Bolivia arde: trabajadores, movimientos populares y la Central Obrera desafían el ajuste de Rodrigo Paz
Huelgas, marchas y bloqueos atraviesan Bolivia en medio de una creciente crisis económica y política. La Central Obrera Boliviana (COB), sindicatos mineros, organizaciones campesinas y sectores populares encabezan una fuerte resistencia contra las medidas impulsadas por el gobierno de Rodrigo Paz, al que acusan de profundizar el ajuste, deteriorar las condiciones de vida y avanzar sobre recursos estratégicos del país.
Bolivia vive días de fuerte tensión social. Las calles de La Paz, El Alto y distintas regiones del país comenzaron a llenarse de trabajadores, organizaciones sociales y movimientos populares que decidieron enfrentar las políticas económicas del actual gobierno.
El conflicto comenzó tras la eliminación de subsidios a los combustibles y el aumento del precio de la gasolina y el diésel, medidas que rápidamente impactaron sobre el costo de vida y provocaron una fuerte suba en alimentos, transporte y productos básicos.
Pero el malestar social no tardó en transformarse en algo mucho más profundo.
Con el correr de las semanas, las movilizaciones empezaron a expresar también el cansancio acumulado por la inflación, el deterioro salarial, la crisis de abastecimiento y el temor a un proceso de privatización de empresas estratégicas y recursos naturales bolivianos.
En ese escenario volvió a tomar protagonismo histórico la Central Obrera Boliviana, una de las organizaciones sindicales más importantes de América Latina y pieza clave en muchas de las grandes luchas sociales y políticas del país.

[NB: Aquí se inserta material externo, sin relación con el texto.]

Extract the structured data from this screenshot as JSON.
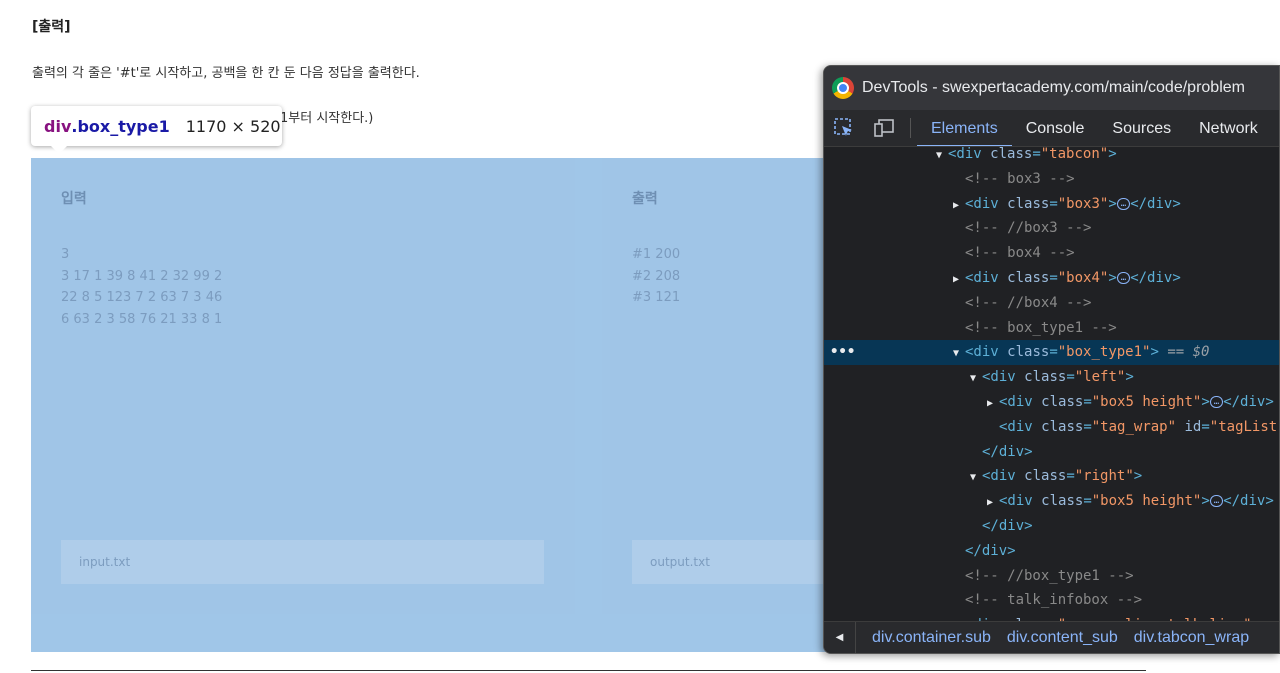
{
  "page": {
    "heading": "[출력]",
    "para1": "출력의 각 줄은 '#t'로 시작하고, 공백을 한 칸 둔 다음 정답을 출력한다.",
    "para2_visible": "1부터 시작한다.)"
  },
  "tooltip": {
    "tag": "div",
    "cls": ".box_type1",
    "size": "1170 × 520"
  },
  "input_panel": {
    "title": "입력",
    "lines": [
      "3",
      "3 17 1 39 8 41 2 32 99 2",
      "22 8 5 123 7 2 63 7 3 46",
      "6 63 2 3 58 76 21 33 8 1"
    ],
    "file": "input.txt"
  },
  "output_panel": {
    "title": "출력",
    "lines": [
      "#1 200",
      "#2 208",
      "#3 121"
    ],
    "file": "output.txt"
  },
  "devtools": {
    "title": "DevTools - swexpertacademy.com/main/code/problem",
    "tabs": [
      "Elements",
      "Console",
      "Sources",
      "Network"
    ],
    "dom": [
      {
        "indent": 1,
        "tri": "▼",
        "html": [
          [
            "tag",
            "<div "
          ],
          [
            "attr",
            "class"
          ],
          [
            "tag",
            "="
          ],
          [
            "val",
            "\"tabcon\""
          ],
          [
            "tag",
            ">"
          ]
        ]
      },
      {
        "indent": 2,
        "tri": "",
        "html": [
          [
            "cmt",
            "<!-- box3 -->"
          ]
        ]
      },
      {
        "indent": 2,
        "tri": "▶",
        "html": [
          [
            "tag",
            "<div "
          ],
          [
            "attr",
            "class"
          ],
          [
            "tag",
            "="
          ],
          [
            "val",
            "\"box3\""
          ],
          [
            "tag",
            ">"
          ],
          [
            "ell",
            "…"
          ],
          [
            "tag",
            "</div>"
          ]
        ]
      },
      {
        "indent": 2,
        "tri": "",
        "html": [
          [
            "cmt",
            "<!-- //box3 -->"
          ]
        ]
      },
      {
        "indent": 2,
        "tri": "",
        "html": [
          [
            "cmt",
            "<!-- box4 -->"
          ]
        ]
      },
      {
        "indent": 2,
        "tri": "▶",
        "html": [
          [
            "tag",
            "<div "
          ],
          [
            "attr",
            "class"
          ],
          [
            "tag",
            "="
          ],
          [
            "val",
            "\"box4\""
          ],
          [
            "tag",
            ">"
          ],
          [
            "ell",
            "…"
          ],
          [
            "tag",
            "</div>"
          ]
        ]
      },
      {
        "indent": 2,
        "tri": "",
        "html": [
          [
            "cmt",
            "<!-- //box4 -->"
          ]
        ]
      },
      {
        "indent": 2,
        "tri": "",
        "html": [
          [
            "cmt",
            "<!-- box_type1 -->"
          ]
        ]
      },
      {
        "indent": 2,
        "tri": "▼",
        "sel": true,
        "html": [
          [
            "tag",
            "<div "
          ],
          [
            "attr",
            "class"
          ],
          [
            "tag",
            "="
          ],
          [
            "val",
            "\"box_type1\""
          ],
          [
            "tag",
            ">"
          ],
          [
            "eq",
            " == $0"
          ]
        ]
      },
      {
        "indent": 3,
        "tri": "▼",
        "html": [
          [
            "tag",
            "<div "
          ],
          [
            "attr",
            "class"
          ],
          [
            "tag",
            "="
          ],
          [
            "val",
            "\"left\""
          ],
          [
            "tag",
            ">"
          ]
        ]
      },
      {
        "indent": 4,
        "tri": "▶",
        "html": [
          [
            "tag",
            "<div "
          ],
          [
            "attr",
            "class"
          ],
          [
            "tag",
            "="
          ],
          [
            "val",
            "\"box5 height\""
          ],
          [
            "tag",
            ">"
          ],
          [
            "ell",
            "…"
          ],
          [
            "tag",
            "</div>"
          ]
        ]
      },
      {
        "indent": 4,
        "tri": "",
        "html": [
          [
            "tag",
            "<div "
          ],
          [
            "attr",
            "class"
          ],
          [
            "tag",
            "="
          ],
          [
            "val",
            "\"tag_wrap\""
          ],
          [
            "tag",
            " "
          ],
          [
            "attr",
            "id"
          ],
          [
            "tag",
            "="
          ],
          [
            "val",
            "\"tagList\""
          ]
        ]
      },
      {
        "indent": 3,
        "tri": "",
        "html": [
          [
            "tag",
            "</div>"
          ]
        ]
      },
      {
        "indent": 3,
        "tri": "▼",
        "html": [
          [
            "tag",
            "<div "
          ],
          [
            "attr",
            "class"
          ],
          [
            "tag",
            "="
          ],
          [
            "val",
            "\"right\""
          ],
          [
            "tag",
            ">"
          ]
        ]
      },
      {
        "indent": 4,
        "tri": "▶",
        "html": [
          [
            "tag",
            "<div "
          ],
          [
            "attr",
            "class"
          ],
          [
            "tag",
            "="
          ],
          [
            "val",
            "\"box5 height\""
          ],
          [
            "tag",
            ">"
          ],
          [
            "ell",
            "…"
          ],
          [
            "tag",
            "</div>"
          ]
        ]
      },
      {
        "indent": 3,
        "tri": "",
        "html": [
          [
            "tag",
            "</div>"
          ]
        ]
      },
      {
        "indent": 2,
        "tri": "",
        "html": [
          [
            "tag",
            "</div>"
          ]
        ]
      },
      {
        "indent": 2,
        "tri": "",
        "html": [
          [
            "cmt",
            "<!-- //box_type1 -->"
          ]
        ]
      },
      {
        "indent": 2,
        "tri": "",
        "html": [
          [
            "cmt",
            "<!-- talk_infobox -->"
          ]
        ]
      },
      {
        "indent": 2,
        "tri": "▶",
        "html": [
          [
            "tag",
            "<div "
          ],
          [
            "attr",
            "class"
          ],
          [
            "tag",
            "="
          ],
          [
            "val",
            "\"source_line talk_line\""
          ],
          [
            "tag",
            ">"
          ]
        ]
      }
    ],
    "breadcrumbs": [
      "div.container.sub",
      "div.content_sub",
      "div.tabcon_wrap"
    ]
  }
}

La COB, junto a sindicatos mineros, docentes, organizaciones campesinas y sectores populares, sostiene que lo que hoy está en discusión no es solamente una cuestión económica.
Para miles de trabajadores bolivianos, el conflicto también representa una defensa de la soberanía nacional, de las empresas públicas y de recursos estratégicos como el litio, el gas, el agua y las llamadas “tierras raras”, cada vez más codiciadas a nivel mundial.
En las marchas y documentos difundidos durante las protestas aparecen fuertes cuestionamientos al gobierno de Rodrigo Paz por el aumento del precio de alimentos básicos, la crisis del combustible, el deterioro del poder adquisitivo y la posibilidad de avanzar sobre empresas estatales históricas.
También crecen las críticas por la presencia de asesores extranjeros vinculados al gobierno y por medidas consideradas contrarias a los intereses nacionales y populares de Bolivia.
La situación se volvió todavía más delicada luego de los enfrentamientos registrados entre manifestantes y fuerzas de seguridad, en medio de denuncias por represión, heridos y víctimas fatales durante los operativos policiales y militares.
Mientras el gobierno sostiene que las medidas económicas son necesarias para estabilizar la economía boliviana, las organizaciones movilizadas denuncian que el ajuste vuelve a recaer sobre el pueblo trabajador.
Por eso las protestas comenzaron a tomar un tono cada vez más político.
En las calles ya no solamente se reclama por salarios o combustibles. También se escucha una defensa abierta de la patria, de la soberanía y de los recursos naturales frente a políticas que amplios sectores consideran una amenaza para el futuro del país.
En Bolivia, el movimiento obrero tiene una profunda tradición histórica ligada a las luchas populares, a la defensa de los recursos estratégicos y a la resistencia contra proyectos de entrega y privatización.
Y esa memoria volvió a aparecer con fuerza en las calles.
Porque para gran parte de quienes hoy se movilizan, la pelea no es solamente contra un ajuste económico.
Es también una disputa por el rumbo político y social de Bolivia.